The window in question was directly adjacent to the bathroom window, and is (was) by far the worst-off window in my house. The upper sash was badly rotted and needed to be rebuilt. One of the panes was broken and held together with duct tape, barely. The lower sash was OK but also needed some help. The exterior window sill was also a goner, but I'd already made and finished a new one, so that didn't worry me.

Unfortunately, the frame itself turned out to be in pretty bad shape, too. As I started deconstructing things to get the sashes out, I realized that it was probably going to be easier just to completely rebuild the old frame.

After three days of weekend work, and three trips to Strosniders related to my incompetence in handling 32" x 18" pieces of glass, I just about finished restoring the sashes. That involved:

  • removing all the old window glazing and broken glass
  • masterfully removing the 3 intact panes from the decrepit frame, intact
  • stripping off all the old paint and varnish, scraping, sanding, cleaning
  • crafting a piece of wood to replace the rotted part of the upper sash, which required about 6 passes on the table saw, a router, a miter saw, some drilling, hand chiseling, and filing to reproduce it
  • removing the old rotted piece without damaging the rest of the frame, and installing the new replica, which miraculously seemed to fit properly
  • Repairing some other rotted parts of the frame with Bondo, which I left out and N. discovered later (she referred to it as "weird grey putty smelling up the house")
  • succesively breaking each one of the 3 original panes while trying to reinstall them, and, finally,
  • reglazing the four new panes in a quasi-professional manner.

This is not my window frame.
But it's about what I was dealing with.
That took, basically, 3 half-assed days of work.

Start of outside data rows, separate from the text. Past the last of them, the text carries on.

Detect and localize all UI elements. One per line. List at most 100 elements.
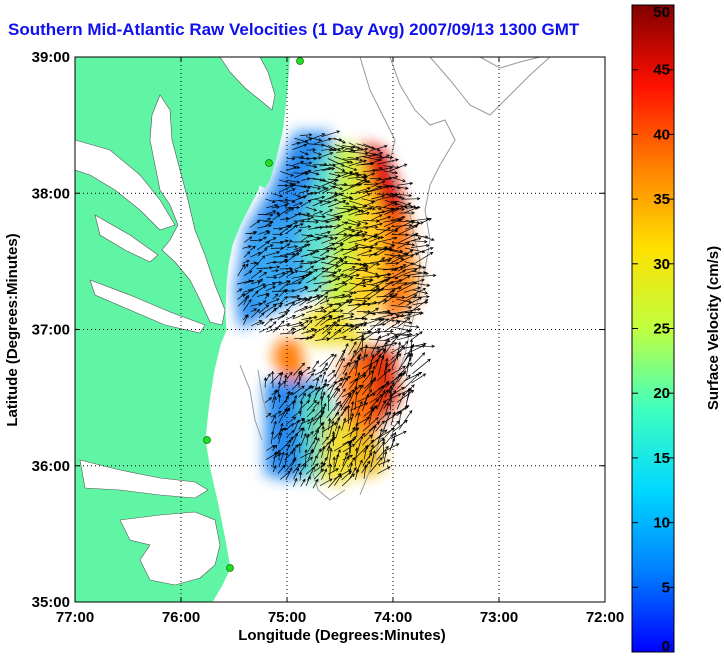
velocity-arrow [305,251,317,257]
velocity-arrow [312,401,320,409]
velocity-arrow [363,328,381,340]
velocity-arrow [270,414,276,424]
velocity-arrow [362,201,375,208]
velocity-arrow [396,298,413,304]
velocity-arrow [334,243,344,250]
velocity-arrow [307,214,326,219]
velocity-arrow [292,326,307,334]
velocity-arrow [410,331,423,341]
velocity-arrow [355,411,361,431]
velocity-arrow [292,385,305,395]
velocity-arrow [361,393,370,412]
velocity-arrow [315,235,329,241]
velocity-arrow [354,211,371,216]
velocity-arrow [312,437,320,453]
velocity-arrow [265,412,272,418]
velocity-arrow [284,451,289,468]
velocity-arrow [327,387,339,403]
velocity-arrow [265,251,281,257]
velocity-arrow [328,447,333,468]
velocity-arrow [343,290,358,295]
station-marker [296,57,304,65]
velocity-arrow [369,457,383,473]
velocity-arrow [350,206,365,213]
x-tick-label: 75:00 [268,609,306,626]
velocity-arrow [280,331,296,335]
velocity-arrow [334,403,343,417]
velocity-arrow [305,164,318,169]
velocity-arrow [375,420,385,432]
velocity-arrow [301,328,315,335]
velocity-arrow [384,381,395,398]
velocity-arrow [300,200,312,207]
y-axis-label: Latitude (Degrees:Minutes) [4,233,21,426]
velocity-arrow [397,242,410,249]
velocity-arrow [397,374,411,389]
velocity-arrow [368,317,385,332]
velocity-arrow [272,396,277,410]
velocity-arrow [362,434,373,446]
velocity-arrow [335,256,348,264]
velocity-arrow [368,406,375,425]
velocity-arrow [271,269,280,273]
velocity-arrow [384,420,400,438]
velocity-arrow [314,337,330,342]
velocity-arrow [286,430,295,438]
velocity-arrow [375,441,386,454]
velocity-arrow [265,285,277,292]
y-tick-label: 37:00 [32,322,70,339]
velocity-arrow [313,285,322,292]
velocity-arrow [236,288,243,293]
velocity-arrow [279,206,292,215]
velocity-arrow [342,231,361,242]
velocity-arrow [334,416,341,432]
velocity-arrow [272,320,285,333]
velocity-arrow [370,214,383,221]
velocity-arrow [405,353,412,377]
velocity-arrow [334,261,348,270]
velocity-arrow [263,210,277,216]
velocity-arrow [329,273,345,284]
velocity-arrow [284,298,302,306]
velocity-arrow [278,396,289,410]
velocity-arrow [300,478,306,487]
velocity-arrow [398,409,413,430]
velocity-arrow [326,402,339,419]
velocity-arrow [321,151,334,158]
velocity-arrow [256,285,267,292]
velocity-arrow [243,236,253,243]
velocity-arrow [371,309,391,314]
velocity-arrow [294,265,304,270]
velocity-arrow [320,362,328,374]
velocity-arrow [363,445,368,460]
x-tick-label: 76:00 [162,609,200,626]
velocity-arrow [294,171,309,178]
velocity-arrow [326,303,343,307]
velocity-arrow [306,306,325,314]
velocity-arrow [376,236,398,243]
velocity-arrow [272,193,284,198]
velocity-arrow [287,321,303,327]
velocity-arrow [305,220,320,224]
velocity-arrow [390,269,407,279]
velocity-arrow [327,259,344,270]
colorbar-tick-label: 45 [653,62,670,79]
velocity-arrow [371,424,377,439]
velocity-arrow [264,397,273,403]
colorbar-tick-label: 25 [653,321,670,338]
velocity-arrow [279,371,284,382]
velocity-arrow [333,299,350,312]
velocity-arrow [362,243,379,249]
velocity-arrow [237,263,246,277]
colorbar-label: Surface Velocity (cm/s) [705,246,722,410]
velocity-arrow [305,475,311,487]
velocity-arrow [265,307,277,319]
james-river [89,279,206,334]
velocity-arrow [285,294,301,298]
velocity-arrow [237,293,246,300]
velocity-arrow [356,310,372,314]
velocity-arrow [369,185,390,192]
velocity-arrow [293,201,304,207]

That is to say, I did stuff other than just work on this over the weekend. But that is, I hope, the hard part. What is left is reconstructing the frame itself.

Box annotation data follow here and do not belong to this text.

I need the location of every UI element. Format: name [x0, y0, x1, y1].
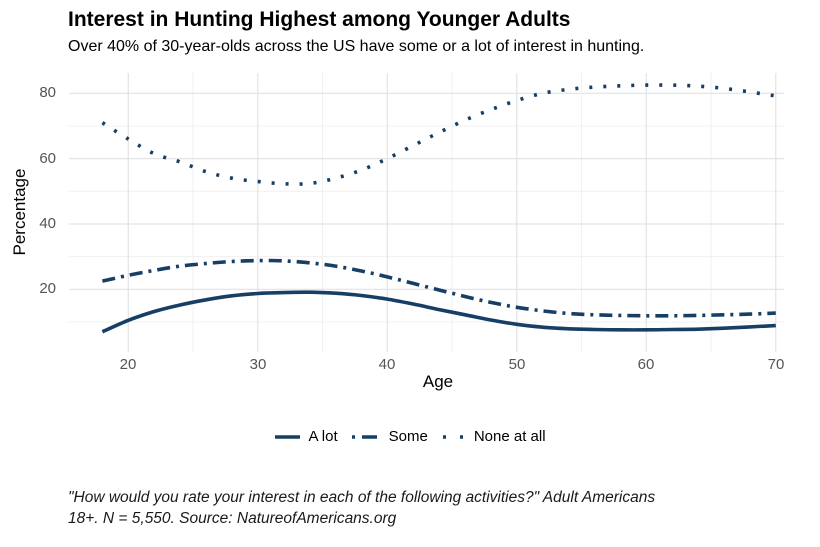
gridlines-minor [69, 73, 784, 352]
x-axis-title: Age [422, 372, 454, 391]
line-a-lot [101, 290, 776, 334]
legend-label-a-lot: A lot [308, 428, 338, 445]
legend: A lot Some None at all [0, 428, 820, 445]
y-tick-40: 40 [39, 215, 56, 232]
legend-item-a-lot: A lot [274, 428, 338, 445]
legend-label-none-at-all: None at all [473, 428, 546, 445]
legend-swatch-dash-dot-line-icon [351, 434, 382, 439]
legend-swatch-solid-line-icon [275, 434, 301, 439]
caption-line-1: "How would you rate your interest in eac… [68, 489, 656, 506]
y-tick-60: 60 [39, 150, 56, 167]
x-tick-30: 30 [249, 356, 267, 373]
line-none-at-all [101, 83, 777, 186]
gridlines-major [69, 73, 784, 352]
caption-line-2: 18+. N = 5,550. Source: NatureofAmerican… [68, 510, 397, 527]
legend-swatch-dotted-line-icon [442, 434, 467, 439]
y-axis-title: Percentage [10, 168, 29, 256]
x-tick-20: 20 [119, 356, 137, 373]
chart-subtitle: Over 40% of 30-year-olds across the US h… [68, 38, 645, 55]
legend-label-some: Some [388, 428, 428, 445]
line-some [102, 258, 776, 318]
x-tick-40: 40 [378, 356, 396, 373]
y-tick-20: 20 [39, 280, 56, 297]
caption: "How would you rate your interest in eac… [68, 487, 768, 529]
legend-item-none-at-all: None at all [442, 428, 546, 445]
chart-title: Interest in Hunting Highest among Younge… [68, 8, 571, 31]
legend-item-some: Some [351, 428, 428, 445]
x-tick-50: 50 [508, 356, 526, 373]
x-tick-70: 70 [767, 356, 785, 373]
x-tick-60: 60 [637, 356, 655, 373]
y-tick-80: 80 [39, 84, 56, 101]
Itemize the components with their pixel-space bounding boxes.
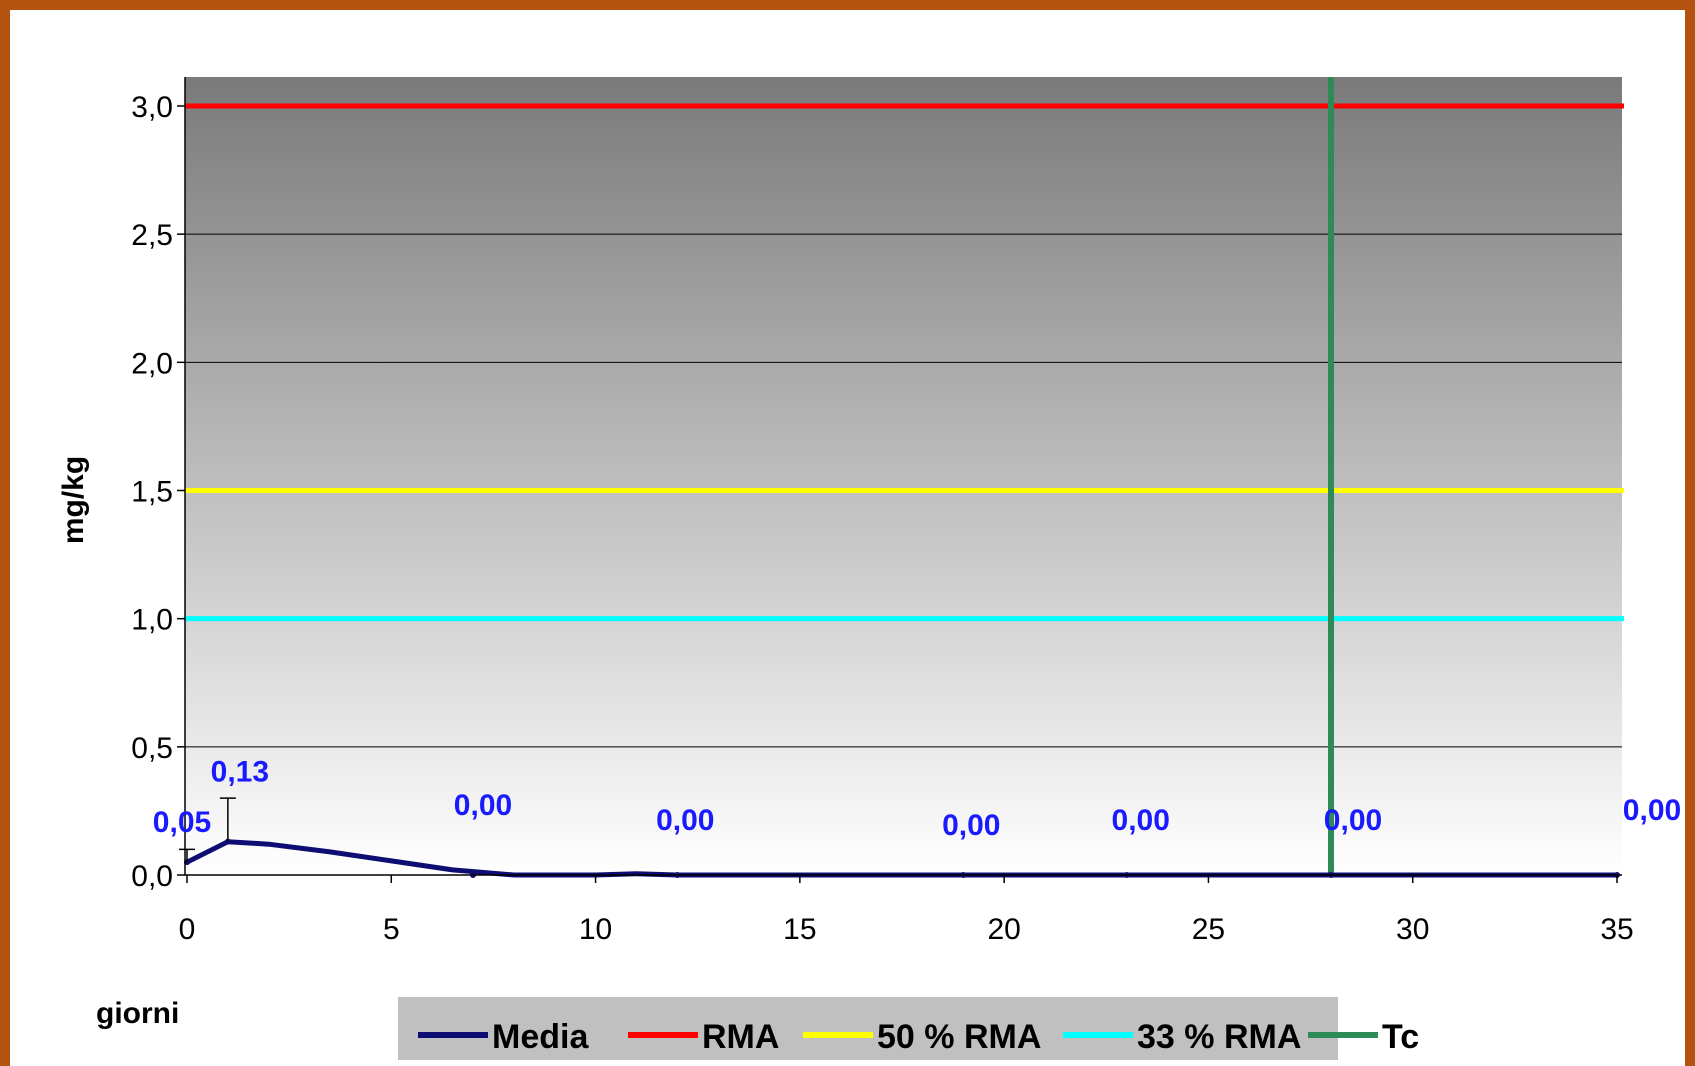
data-label: 0,05: [153, 806, 211, 839]
y-tick-label: 2,5: [131, 219, 173, 252]
legend: Media RMA 50 % RMA 33 % RMA Tc: [398, 997, 1419, 1060]
x-tick-label: 30: [1396, 913, 1429, 946]
x-tick-label: 20: [987, 913, 1020, 946]
y-tick-label: 0,0: [131, 860, 173, 893]
data-label: 0,13: [211, 756, 269, 789]
x-tick-label: 25: [1192, 913, 1225, 946]
x-tick-label: 5: [383, 913, 400, 946]
y-tick-label: 3,0: [131, 91, 173, 124]
y-tick-label: 0,5: [131, 732, 173, 765]
x-tick-label: 10: [579, 913, 612, 946]
legend-box: [398, 997, 1338, 1060]
legend-label: Media: [492, 1018, 589, 1056]
plot-area: [185, 77, 1622, 875]
data-label: 0,00: [1112, 804, 1170, 837]
x-tick-label: 35: [1600, 913, 1633, 946]
x-tick-label: 15: [783, 913, 816, 946]
data-label: 0,00: [454, 789, 512, 822]
y-axis-title: mg/kg: [57, 456, 90, 544]
data-label: 0,00: [942, 809, 1000, 842]
legend-label: 33 % RMA: [1137, 1018, 1301, 1056]
y-tick-label: 2,0: [131, 347, 173, 380]
legend-label: Tc: [1382, 1018, 1419, 1056]
legend-label: RMA: [702, 1018, 779, 1056]
y-tick-label: 1,5: [131, 476, 173, 509]
line-chart: 0,00,51,01,52,02,53,00 5 10 15 20 25 30 350,050…: [57, 77, 1681, 1060]
legend-label: 50 % RMA: [877, 1018, 1041, 1056]
data-label: 0,00: [1623, 794, 1681, 827]
y-tick-label: 1,0: [131, 604, 173, 637]
data-label: 0,00: [656, 804, 714, 837]
x-axis-title: giorni: [96, 997, 179, 1030]
data-label: 0,00: [1324, 804, 1382, 837]
chart-frame: 0,0 0,5 1,0 1,5 2,0 2,5 3,0 0 5 10 15 20 25 30 35 0,05 0…: [10, 10, 1685, 1066]
x-tick-label: 0: [179, 913, 196, 946]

The frame, luckily, is not quite the precision piece of woodworking that the sashes are. However, nor is it slapping a couple boards together, either. It needs to be reasonably precise in order that the windows work well, and to construct it properly involves making grooves into 6' long pieces of wood. Into these grooves will go the strips of wood against which the windows slide.

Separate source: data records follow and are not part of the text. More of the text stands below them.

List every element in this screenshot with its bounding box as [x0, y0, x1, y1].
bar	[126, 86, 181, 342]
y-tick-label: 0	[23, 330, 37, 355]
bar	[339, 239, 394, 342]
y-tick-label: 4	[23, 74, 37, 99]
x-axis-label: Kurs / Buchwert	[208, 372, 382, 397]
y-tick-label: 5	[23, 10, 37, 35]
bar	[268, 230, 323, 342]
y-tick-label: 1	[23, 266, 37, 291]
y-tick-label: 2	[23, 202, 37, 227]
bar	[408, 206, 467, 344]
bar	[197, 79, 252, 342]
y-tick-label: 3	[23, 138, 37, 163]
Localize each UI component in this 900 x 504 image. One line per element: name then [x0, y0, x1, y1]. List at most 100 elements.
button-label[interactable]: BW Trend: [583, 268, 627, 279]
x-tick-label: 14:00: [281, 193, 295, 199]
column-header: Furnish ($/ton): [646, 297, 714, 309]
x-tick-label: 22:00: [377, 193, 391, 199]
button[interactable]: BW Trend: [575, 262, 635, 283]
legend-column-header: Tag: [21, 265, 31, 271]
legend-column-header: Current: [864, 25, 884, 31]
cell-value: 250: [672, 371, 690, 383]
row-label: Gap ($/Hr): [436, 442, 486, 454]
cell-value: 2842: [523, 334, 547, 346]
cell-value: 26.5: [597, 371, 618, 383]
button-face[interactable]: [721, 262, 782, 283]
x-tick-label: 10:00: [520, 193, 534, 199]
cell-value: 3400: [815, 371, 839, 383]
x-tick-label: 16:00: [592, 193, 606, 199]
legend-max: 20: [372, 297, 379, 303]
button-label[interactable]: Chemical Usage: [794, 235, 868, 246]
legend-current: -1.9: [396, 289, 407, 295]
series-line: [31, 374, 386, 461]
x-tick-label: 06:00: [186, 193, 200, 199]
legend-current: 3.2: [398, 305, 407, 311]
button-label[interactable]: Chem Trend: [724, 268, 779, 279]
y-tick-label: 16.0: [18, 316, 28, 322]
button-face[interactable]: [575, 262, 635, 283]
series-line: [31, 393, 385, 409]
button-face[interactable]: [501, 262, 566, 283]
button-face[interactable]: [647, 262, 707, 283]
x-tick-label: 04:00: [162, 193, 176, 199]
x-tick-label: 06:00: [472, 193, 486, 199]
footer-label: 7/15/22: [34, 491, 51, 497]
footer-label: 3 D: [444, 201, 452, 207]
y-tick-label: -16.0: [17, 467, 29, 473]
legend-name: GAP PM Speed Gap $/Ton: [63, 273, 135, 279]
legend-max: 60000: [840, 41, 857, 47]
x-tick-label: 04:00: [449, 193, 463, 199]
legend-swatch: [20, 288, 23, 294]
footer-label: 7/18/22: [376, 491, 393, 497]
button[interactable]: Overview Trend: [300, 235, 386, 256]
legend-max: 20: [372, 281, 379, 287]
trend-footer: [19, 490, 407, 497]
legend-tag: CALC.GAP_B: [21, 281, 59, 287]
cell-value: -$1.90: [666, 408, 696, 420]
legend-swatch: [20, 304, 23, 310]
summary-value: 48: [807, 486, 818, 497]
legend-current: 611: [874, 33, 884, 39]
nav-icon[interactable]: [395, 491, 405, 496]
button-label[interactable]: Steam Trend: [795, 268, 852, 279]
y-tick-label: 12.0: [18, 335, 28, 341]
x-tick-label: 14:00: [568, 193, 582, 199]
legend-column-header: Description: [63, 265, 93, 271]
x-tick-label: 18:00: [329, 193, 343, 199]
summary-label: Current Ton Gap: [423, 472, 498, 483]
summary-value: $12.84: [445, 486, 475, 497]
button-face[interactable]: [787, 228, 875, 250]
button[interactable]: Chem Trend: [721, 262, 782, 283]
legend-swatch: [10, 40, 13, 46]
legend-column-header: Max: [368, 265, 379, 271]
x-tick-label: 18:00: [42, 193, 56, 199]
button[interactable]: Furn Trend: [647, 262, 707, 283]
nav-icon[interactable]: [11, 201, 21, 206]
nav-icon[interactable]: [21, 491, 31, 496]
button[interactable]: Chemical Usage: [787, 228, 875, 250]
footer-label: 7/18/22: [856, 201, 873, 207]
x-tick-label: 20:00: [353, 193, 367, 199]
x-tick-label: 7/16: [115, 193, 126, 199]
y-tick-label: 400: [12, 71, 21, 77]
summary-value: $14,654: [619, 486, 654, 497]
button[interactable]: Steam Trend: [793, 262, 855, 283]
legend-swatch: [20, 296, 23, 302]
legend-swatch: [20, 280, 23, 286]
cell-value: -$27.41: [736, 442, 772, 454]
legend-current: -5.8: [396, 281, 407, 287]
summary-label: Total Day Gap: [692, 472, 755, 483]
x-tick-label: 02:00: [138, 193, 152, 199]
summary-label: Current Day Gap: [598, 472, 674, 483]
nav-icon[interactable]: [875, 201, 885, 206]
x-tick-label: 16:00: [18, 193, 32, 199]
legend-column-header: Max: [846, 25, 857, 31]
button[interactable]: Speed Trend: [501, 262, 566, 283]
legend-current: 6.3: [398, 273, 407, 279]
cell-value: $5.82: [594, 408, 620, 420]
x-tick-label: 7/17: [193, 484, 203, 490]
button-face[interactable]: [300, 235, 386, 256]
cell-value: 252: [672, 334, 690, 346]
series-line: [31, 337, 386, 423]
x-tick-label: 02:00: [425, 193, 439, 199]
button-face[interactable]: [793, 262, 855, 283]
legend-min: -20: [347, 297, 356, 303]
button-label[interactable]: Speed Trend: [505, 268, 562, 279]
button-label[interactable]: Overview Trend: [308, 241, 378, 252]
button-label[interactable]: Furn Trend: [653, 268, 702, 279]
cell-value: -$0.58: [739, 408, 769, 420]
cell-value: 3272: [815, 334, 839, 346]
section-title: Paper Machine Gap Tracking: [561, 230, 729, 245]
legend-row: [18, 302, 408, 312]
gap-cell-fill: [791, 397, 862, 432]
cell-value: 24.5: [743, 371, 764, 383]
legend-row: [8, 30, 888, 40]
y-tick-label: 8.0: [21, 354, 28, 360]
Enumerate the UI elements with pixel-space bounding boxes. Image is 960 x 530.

For this trick I will need to use a tool called a stacked dado set on my table saw, which I have never done before. I've cut grooves using a router in the past, but my experience with the router for such long grooves as this is that I will screw it up 3 times for every one I get right. So, a new tool: the dado set. This, my friends, I will be attempting over the next two nights. If I do not succeed at this, I will be installing a piece of plywood in the window, as I am going away this weekend.

When this is done, you will know the answer to whether a carpenter of moderate skills is capable of rebuilding an antique window frame. I have never met my match before on this old house, so I am optimistic, though I am sure it will come with much cursing and several trips to Home Depot to buy more pieces of wood.